Leaving behind their homes, six households of Chumeythang under Phuntshogthang gewog in Samdrup Jongkhar resettled in Khamaedthang when the rampant wild elephant attacks on their crops and structures started to turn more aggressive and scary every year.

These victims of the human-wildlife conflict shared with BBS their experiences.

Rub Bahadhur left his village, Chumeythang, some 16 years ago. Despite owning 2.5 acres of paddy fields back home, today, at Khamaedthang, he is a tenant farmer. Even the land on which his hut is built belongs to someone else.

“I left my village and the fields due to frequent elephant attacks. At the moment, I am growing paddy on other’s fields on a crop-sharing basis,” said Rub Bahadhur.

He adds that amidst the hardship in a new place, there is a consolation. He is assured of the safety of his family members.

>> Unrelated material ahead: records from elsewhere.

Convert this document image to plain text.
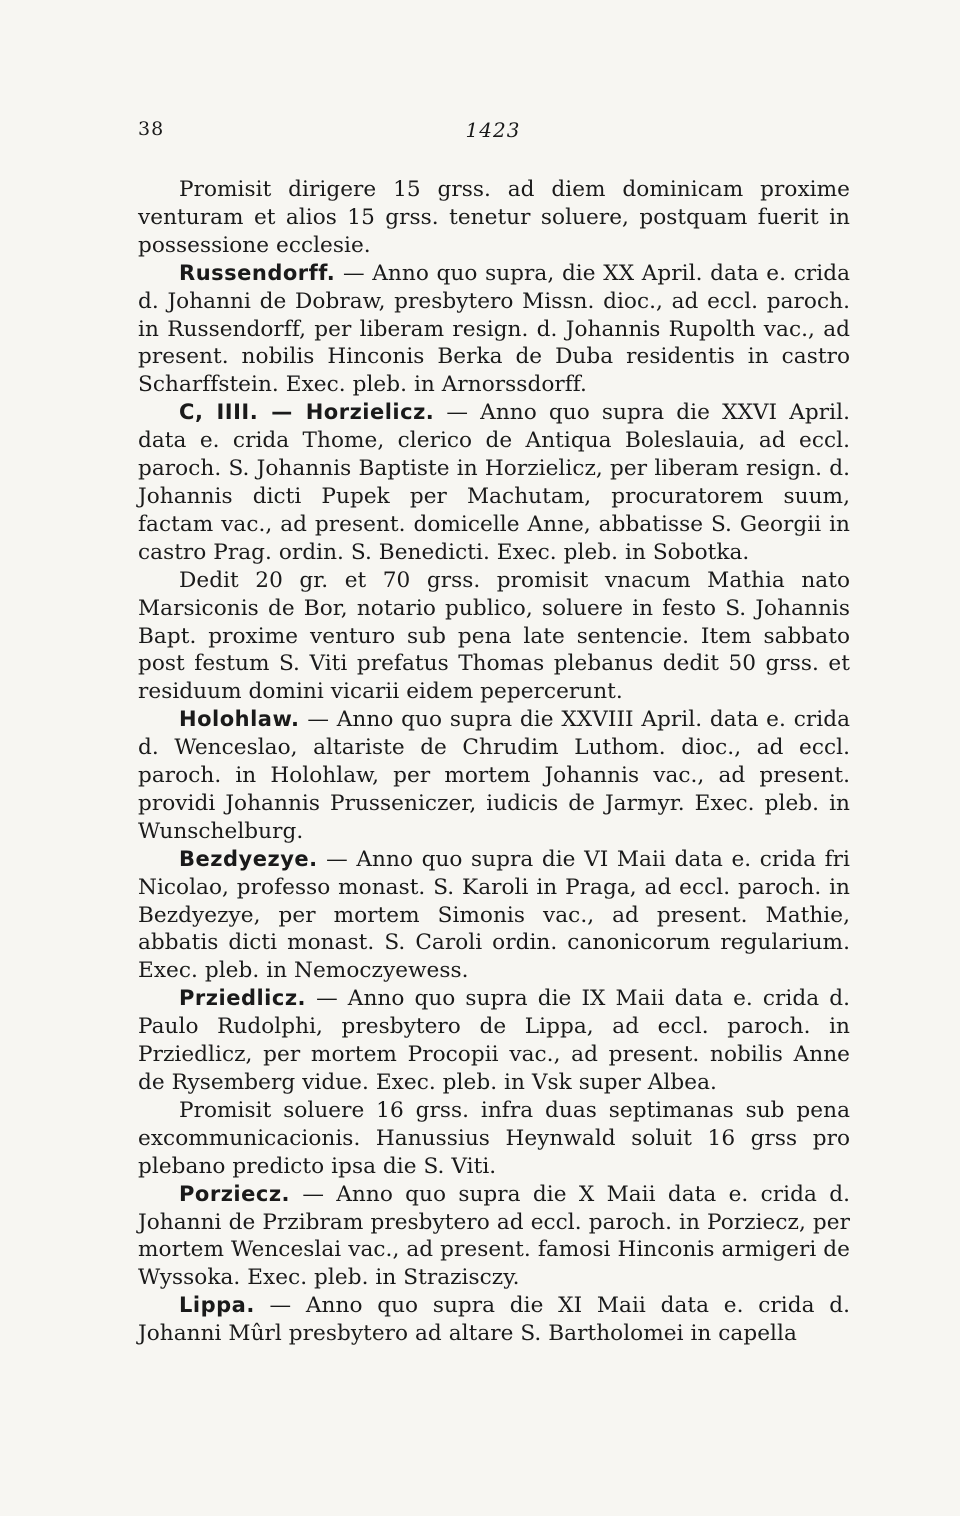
38	1423

Promisit dirigere 15 grss. ad diem dominicam proxime venturam et alios 15 grss. tenetur soluere, postquam fuerit in possessione ecclesie.

Russendorff. — Anno quo supra, die XX April. data e. crida d. Johanni de Dobraw, presbytero Missn. dioc., ad eccl. paroch. in Russendorff, per liberam resign. d. Johannis Rupolth vac., ad present. nobilis Hinconis Berka de Duba residentis in castro Scharffstein. Exec. pleb. in Arnorssdorff.

C, IIII. — Horzielicz. — Anno quo supra die XXVI April. data e. crida Thome, clerico de Antiqua Boleslauia, ad eccl. paroch. S. Johannis Baptiste in Horzielicz, per liberam resign. d. Johannis dicti Pupek per Machutam, procuratorem suum, factam vac., ad present. domicelle Anne, abbatisse S. Georgii in castro Prag. ordin. S. Benedicti. Exec. pleb. in Sobotka.

Dedit 20 gr. et 70 grss. promisit vnacum Mathia nato Marsiconis de Bor, notario publico, soluere in festo S. Johannis Bapt. proxime venturo sub pena late sentencie. Item sabbato post festum S. Viti prefatus Thomas plebanus dedit 50 grss. et residuum domini vicarii eidem pepercerunt.

Holohlaw. — Anno quo supra die XXVIII April. data e. crida d. Wenceslao, altariste de Chrudim Luthom. dioc., ad eccl. paroch. in Holohlaw, per mortem Johannis vac., ad present. providi Johannis Prusseniczer, iudicis de Jarmyr. Exec. pleb. in Wunschelburg.

Bezdyezye. — Anno quo supra die VI Maii data e. crida fri Nicolao, professo monast. S. Karoli in Praga, ad eccl. paroch. in Bezdyezye, per mortem Simonis vac., ad present. Mathie, abbatis dicti monast. S. Caroli ordin. canonicorum regularium. Exec. pleb. in Nemoczyewess.

Prziedlicz. — Anno quo supra die IX Maii data e. crida d. Paulo Rudolphi, presbytero de Lippa, ad eccl. paroch. in Prziedlicz, per mortem Procopii vac., ad present. nobilis Anne de Rysemberg vidue. Exec. pleb. in Vsk super Albea.

Promisit soluere 16 grss. infra duas septimanas sub pena excommunicacionis. Hanussius Heynwald soluit 16 grss pro plebano predicto ipsa die S. Viti.

Porziecz. — Anno quo supra die X Maii data e. crida d. Johanni de Przibram presbytero ad eccl. paroch. in Porziecz, per mortem Wenceslai vac., ad present. famosi Hinconis armigeri de Wyssoka. Exec. pleb. in Strazisczy.

Lippa. — Anno quo supra die XI Maii data e. crida d. Johanni Mûrl presbytero ad altare S. Bartholomei in capella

But, as a father, the lingering issue of what he would be able to hand down to his two sons and a daughter always bothers him.

“I have to work so hard. In the end, the landowner takes 50 per cent of whatever I produce. I do not have any other options since my own land is not safe to cultivate,” he added.

Like Rub Bahadhur, his fellow villager, Dikuri Maya Rai also settled in Khamaedthang around the same time and for the same reasons. The other four affected households are said to have left the district altogether.

“About 20 to 30 wild elephants would come in herds and damage all our crops and even houses. My house also got damaged. So due to the fear of elephants, we left our village,” shared Dikuri Maya Rai

Although it has been a long time, if the human-wildlife situation is addressed, both Rup Bahadhur and Dikuri still want to return to their village and cultivate on their own lands.

“If we get solar fencing and a few others also resettle, we will be able to go back to our village and work. I still wish to work in my own fields. But at the moment, with no neighbours and solar fencing, it is risky to live there,” said Rub Badhuar.

“I will return to my village if we get electric fencing. I am more than happy to do so. Working on other’s lands is not easy but I have children to feed,” added Dikuri Maya Rai.

The Phuentshogthang gewog administration is ready to provide solar-electric fencing for Chumeythang. But the villagers will first have to start cultivating on the 25-acre land they have left fallow.

“The gewog administration is ready to support them if they settle there and cultivate their lands. We will provide the fencing and even maintain the damaged irrigation channel,” informed Jamyang Gyeltshan, the Phuentshogthang Gup.

Rup Bahadhur and Dikuri Maya are weighing the results of moving back to Chumeythang without electric fencing in place. More influenced by their past experiences, they are not willing to take any risks, at least for now.